Smith favors the partial privatization of Social Security, allowing younger workers to invest some of their Social Security tax on their own. He also backs a Medicare plan — similar to those proposed by Mitt Romney and Paul Ryan — in which seniors would receive a subsidy to help pay for private health insurance. But there are doubts about whether such subsidies will keep pace with rising health-care costs. A Kaiser Family Foundation study found that if a plan like Romney/Ryan were in place now, six out of 10 seniors would be paying more. And while Smith pledges that seniors could remain with the current Medicare program, a similar proposal drafted by Ryan would require those seniors to pay more too.
Casey has castigated Smith's proposals, but he's offered few specifics about how he would shore up the systems, which face funding shortfalls. Casey does note that his vote in favor of "Obamacare" helps shore up Medicare by imposing cost savings on providers, and levying a tax on high-earners. Smith staunchly opposes Obama's health-care overhaul.
Smith wants to cap federal spending at 20 percent of the Gross Domestic Product. (Last year, spending was around 24 percent of GDP.) Smith proposes saving money through a hiring freeze, abandoning earmarks and culling social-welfare recipients who "exploit the system." But Smith regards defense — the largest category of federal spending — in a special category: "The emphasis should not be on how much to cut defense, but rather how much is needed to defend the country," his campaign asserts.

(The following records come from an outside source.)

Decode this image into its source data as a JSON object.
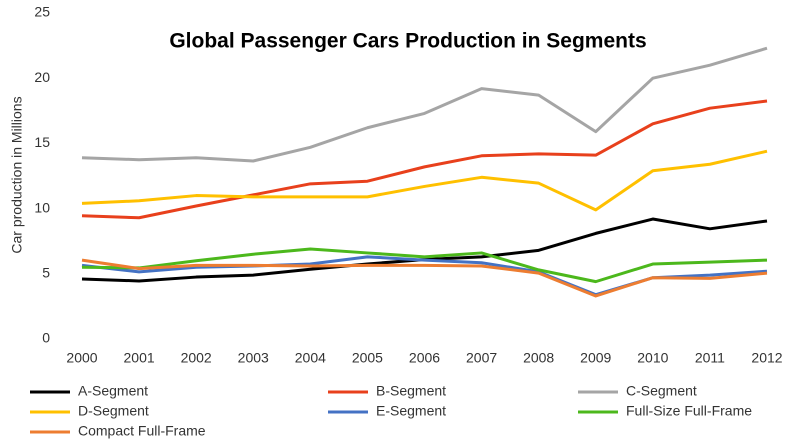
{
  "chart_data": {
    "type": "line",
    "title": "Global Passenger Cars Production in Segments",
    "y_label": "Car production in Millions",
    "categories": [
      "2000",
      "2001",
      "2002",
      "2003",
      "2004",
      "2005",
      "2006",
      "2007",
      "2008",
      "2009",
      "2010",
      "2011",
      "2012"
    ],
    "ylim": [
      0,
      25
    ],
    "yticks": [
      0,
      5,
      10,
      15,
      20,
      25
    ],
    "grid": false,
    "legend": "bottom",
    "series": [
      {
        "name": "A-Segment",
        "color": "#000000",
        "values": [
          4.6,
          4.45,
          4.75,
          4.9,
          5.35,
          5.75,
          6.1,
          6.3,
          6.8,
          8.1,
          9.2,
          8.45,
          9.05
        ]
      },
      {
        "name": "B-Segment",
        "color": "#e8401c",
        "values": [
          9.45,
          9.3,
          10.2,
          11.05,
          11.9,
          12.1,
          13.2,
          14.05,
          14.2,
          14.1,
          16.5,
          17.7,
          18.25
        ]
      },
      {
        "name": "C-Segment",
        "color": "#a5a5a5",
        "values": [
          13.9,
          13.75,
          13.9,
          13.65,
          14.7,
          16.2,
          17.3,
          19.2,
          18.7,
          15.9,
          20.0,
          21.0,
          22.3
        ]
      },
      {
        "name": "D-Segment",
        "color": "#ffc000",
        "values": [
          10.4,
          10.6,
          11.0,
          10.9,
          10.9,
          10.9,
          11.7,
          12.4,
          11.95,
          9.9,
          12.9,
          13.4,
          14.4
        ]
      },
      {
        "name": "E-Segment",
        "color": "#4472c4",
        "values": [
          5.65,
          5.15,
          5.5,
          5.6,
          5.75,
          6.3,
          6.05,
          5.85,
          5.15,
          3.4,
          4.7,
          4.9,
          5.2
        ]
      },
      {
        "name": "Full-Size Full-Frame",
        "color": "#4cb81c",
        "values": [
          5.5,
          5.45,
          6.0,
          6.5,
          6.9,
          6.6,
          6.3,
          6.6,
          5.3,
          4.4,
          5.75,
          5.9,
          6.05
        ]
      },
      {
        "name": "Compact Full-Frame",
        "color": "#ed7d31",
        "values": [
          6.05,
          5.4,
          5.65,
          5.65,
          5.6,
          5.65,
          5.65,
          5.6,
          5.05,
          3.3,
          4.7,
          4.65,
          5.05
        ]
      }
    ]
  }
}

Smith says he wants to replace the tax code with a flat tax, retaining some deductions for lower-income workers. But details are scarce — Smith hasn't even cited what rate the tax will be — and many economists say such plans defy simple math: It's unlikely to be revenue-neutral unless middle-class and poor earners contribute more.

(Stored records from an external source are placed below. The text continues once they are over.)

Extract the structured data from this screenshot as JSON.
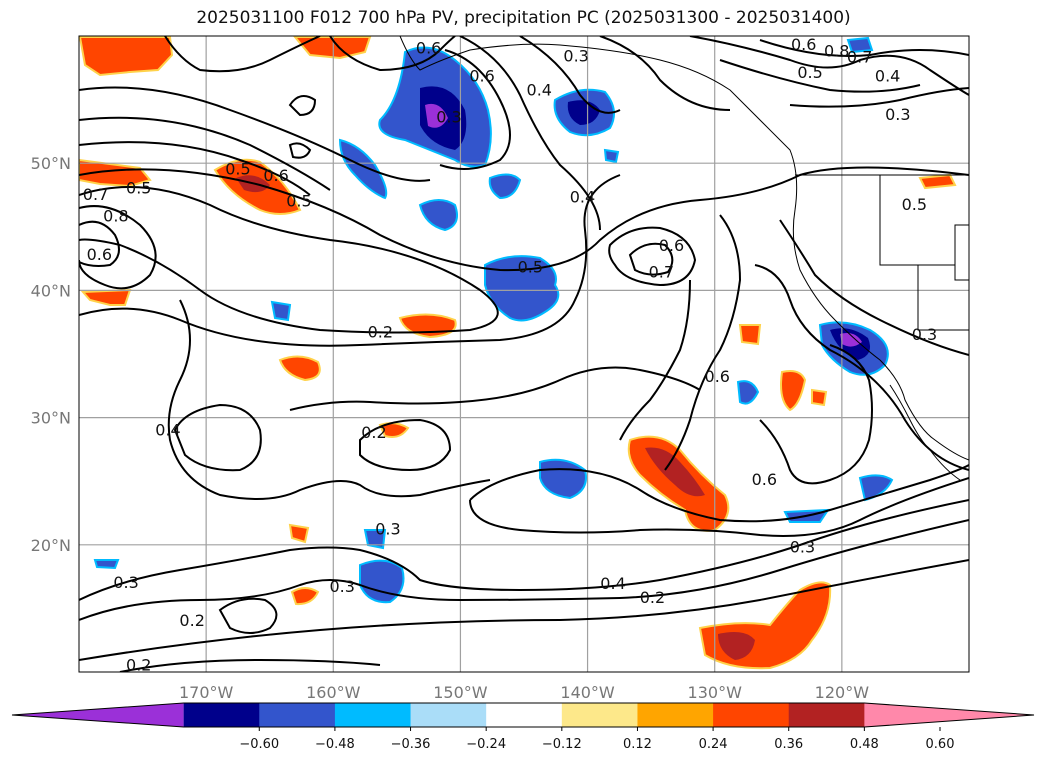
{
  "title": "2025031100 F012 700 hPa PV, precipitation PC (2025031300 - 2025031400)",
  "colors": {
    "neg_060": "#9b30d8",
    "neg_048": "#00008b",
    "neg_036": "#3355cc",
    "neg_024": "#00bbff",
    "neg_012": "#aaddf8",
    "pos_012": "#fde88a",
    "pos_024": "#ffa500",
    "pos_036": "#ff4500",
    "pos_048": "#b22222",
    "pos_060": "#ff88aa",
    "contour": "#000000",
    "grid": "#a0a0a0",
    "coast": "#000000"
  },
  "chart_data": {
    "type": "contour-map",
    "title": "2025031100 F012 700 hPa PV, precipitation PC (2025031300 - 2025031400)",
    "lon_range": [
      -180,
      -110
    ],
    "lat_range": [
      10,
      60
    ],
    "lat_ticks": [
      "20°N",
      "30°N",
      "40°N",
      "50°N"
    ],
    "lat_values": [
      20,
      30,
      40,
      50
    ],
    "lon_ticks": [
      "170°W",
      "160°W",
      "150°W",
      "140°W",
      "130°W",
      "120°W"
    ],
    "lon_values": [
      -170,
      -160,
      -150,
      -140,
      -130,
      -120
    ],
    "grid": true,
    "colorbar": {
      "orientation": "horizontal",
      "ticks": [
        "−0.60",
        "−0.48",
        "−0.36",
        "−0.24",
        "−0.12",
        "0.12",
        "0.24",
        "0.36",
        "0.48",
        "0.60"
      ],
      "tick_values": [
        -0.6,
        -0.48,
        -0.36,
        -0.24,
        -0.12,
        0.12,
        0.24,
        0.36,
        0.48,
        0.6
      ],
      "extend": "both"
    },
    "contour_labels": [
      {
        "text": "0.5",
        "lon": -167.5,
        "lat": 49.5
      },
      {
        "text": "0.6",
        "lon": -164.5,
        "lat": 49.0
      },
      {
        "text": "0.5",
        "lon": -162.7,
        "lat": 47.0
      },
      {
        "text": "0.5",
        "lon": -175.3,
        "lat": 48.0
      },
      {
        "text": "0.7",
        "lon": -178.7,
        "lat": 47.5
      },
      {
        "text": "0.8",
        "lon": -177.1,
        "lat": 45.8
      },
      {
        "text": "0.6",
        "lon": -178.4,
        "lat": 42.8
      },
      {
        "text": "0.6",
        "lon": -148.3,
        "lat": 56.8
      },
      {
        "text": "0.4",
        "lon": -143.8,
        "lat": 55.7
      },
      {
        "text": "0.3",
        "lon": -140.9,
        "lat": 58.4
      },
      {
        "text": "0.3",
        "lon": -150.9,
        "lat": 53.6
      },
      {
        "text": "0.6",
        "lon": -152.5,
        "lat": 59.0
      },
      {
        "text": "0.4",
        "lon": -140.4,
        "lat": 47.3
      },
      {
        "text": "0.6",
        "lon": -133.4,
        "lat": 43.5
      },
      {
        "text": "0.7",
        "lon": -134.2,
        "lat": 41.4
      },
      {
        "text": "0.5",
        "lon": -144.5,
        "lat": 41.8
      },
      {
        "text": "0.2",
        "lon": -156.3,
        "lat": 36.7
      },
      {
        "text": "0.6",
        "lon": -129.8,
        "lat": 33.2
      },
      {
        "text": "0.4",
        "lon": -173.0,
        "lat": 29.0
      },
      {
        "text": "0.2",
        "lon": -156.8,
        "lat": 28.8
      },
      {
        "text": "0.3",
        "lon": -155.7,
        "lat": 21.2
      },
      {
        "text": "0.6",
        "lon": -126.1,
        "lat": 25.1
      },
      {
        "text": "0.3",
        "lon": -123.1,
        "lat": 19.8
      },
      {
        "text": "0.4",
        "lon": -138.0,
        "lat": 16.9
      },
      {
        "text": "0.2",
        "lon": -134.9,
        "lat": 15.8
      },
      {
        "text": "0.3",
        "lon": -176.3,
        "lat": 17.0
      },
      {
        "text": "0.3",
        "lon": -159.3,
        "lat": 16.7
      },
      {
        "text": "0.2",
        "lon": -171.1,
        "lat": 14.0
      },
      {
        "text": "0.2",
        "lon": -175.3,
        "lat": 10.5
      },
      {
        "text": "0.6",
        "lon": -123.0,
        "lat": 59.3
      },
      {
        "text": "0.8",
        "lon": -120.4,
        "lat": 58.8
      },
      {
        "text": "0.7",
        "lon": -118.6,
        "lat": 58.3
      },
      {
        "text": "0.5",
        "lon": -122.5,
        "lat": 57.1
      },
      {
        "text": "0.4",
        "lon": -116.4,
        "lat": 56.8
      },
      {
        "text": "0.3",
        "lon": -115.6,
        "lat": 53.8
      },
      {
        "text": "0.5",
        "lon": -114.3,
        "lat": 46.7
      },
      {
        "text": "0.3",
        "lon": -113.5,
        "lat": 36.5
      }
    ]
  }
}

For the most part, Casey has supported Obama's effort to extend Bush-era tax cuts on the middle class, while allowing them to expire for the wealthiest. Casey, though, would extend tax cuts for up to $1 million in earnings, rather than the $250,000 level supported by Obama. He has focused less on deficits than Smith, though he boasts of having "voted for a trillion dollars in spending cuts" — a reference to his support of a 2011 compromise to raise the debt ceiling in exchange for cuts over 10 years.
Casey has walked a fine line on energy issues. On the one hand, he supports federal grants to help states invest in natural-gas powered vehicles — and money for training workers for jobs in the natural-gas business. But he's also pushed for the FRAC Act, which requires additional disclosure of chemicals used in natural-gas "hydrofracking." Casey has advocated for investment in renewable energy sources like wind and solar, while also supporting so-called "clean-coal technology."

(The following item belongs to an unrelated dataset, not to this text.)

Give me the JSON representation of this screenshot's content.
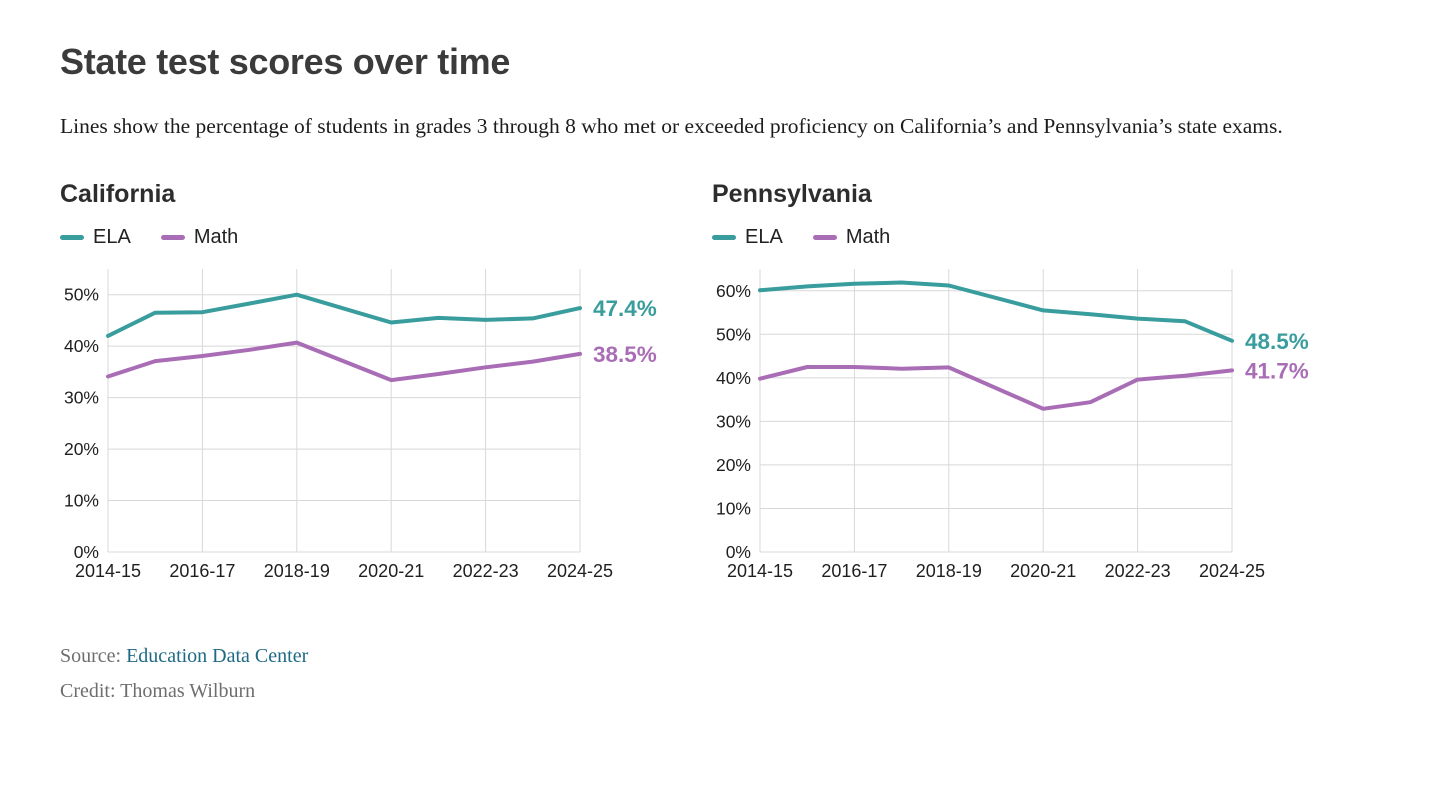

Smith, meanwhile, says the FRAC Act "threatens the growth of [the natural-gas] industry." Such oversight, he says, should be left to the states. Smith opposes government investment in renewable energy, and his energy policy relies heavily on allowing gas and oil drilling on federal lands, including the Arctic National Wildlife Refuge.
A look ahead
A debate, likely the only one in the race, will be held between Casey and Smith Fri., Oct. 26, at the Philadelphia studios of WPVI-TV. Pittsburgh viewers can watch on WTAE Channel 4 at 5 p.m. on Sun., Oct. 28.